Effect of simvastatin on coronary lesion site remodeling: a serial intravascular ultrasound study

BACKGROUND: Direct evidence of coronary artery remodeling can be derived only from serial changes in the external elastic membrane (EEM) and plaque area. The aim of the study was to assess the effect of simvastatin on coronary remodeling in serial intravascular ultrasound (IVUS) studies. METHODS: In 39 male patients ECG-triggered transducer pullback IVUS was performed at baseline, after 3 months on a lipid-lowering diet (control period), and after another 12 months of simvastatin 40 mg/day. The lesion site was the image slice with maximum plaque burden at 3 months.
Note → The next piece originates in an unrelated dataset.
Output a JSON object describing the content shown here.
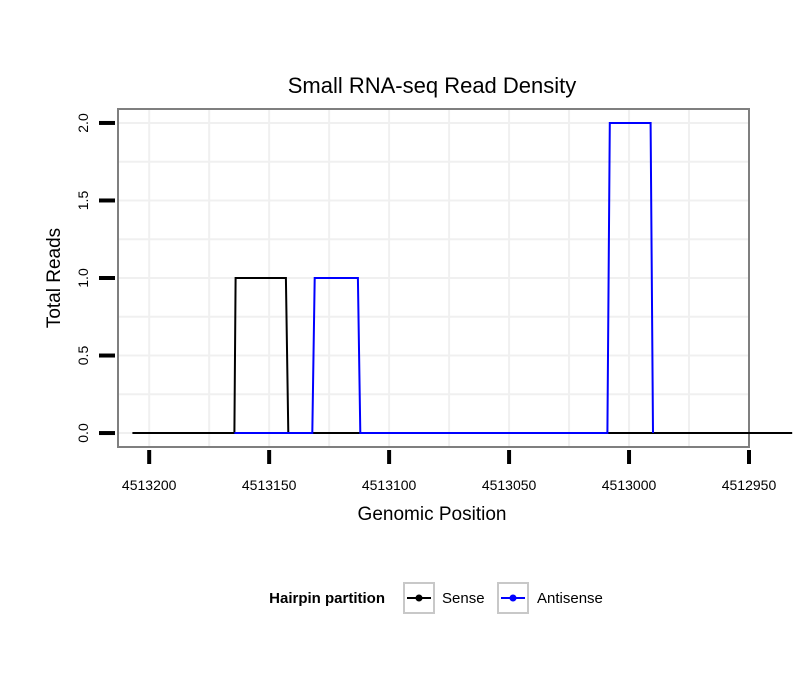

RESULTS: Absolute changes in the EEM area correlated significantly with changes in plaque area during the control period [B = 0.966, r = 0.792 (95% CI 0.71-1.22); p < 0.001] and during simvastatin treatment [B = 0.945, r = 0.822 (95% CI 0.73-1.16); p < 0.001], but there was no significant difference in the slope (delta EEM/delta plaque) between the two time intervals. After 12 months of simvastatin, there was a significant reduction in the lesion EEM area of 4.6% (p = 0.006) and in the lesion plaque area of 5.9% (p < 0.001), but there was no change in reference measurements. As a result, the remodeling index was reduced by simvastatin from 1.01 +/- 0.12 to 0.95 +/- 0.09 (p < 0.001). CONCLUSION: Simvastatin decreases the remodeling index by reducing lesion, but not reference plaque and EEM area. However, simvastatin does not affect direct evidence of remodeling (delta EEM/delta plaque) obtained using serial IVUS studies.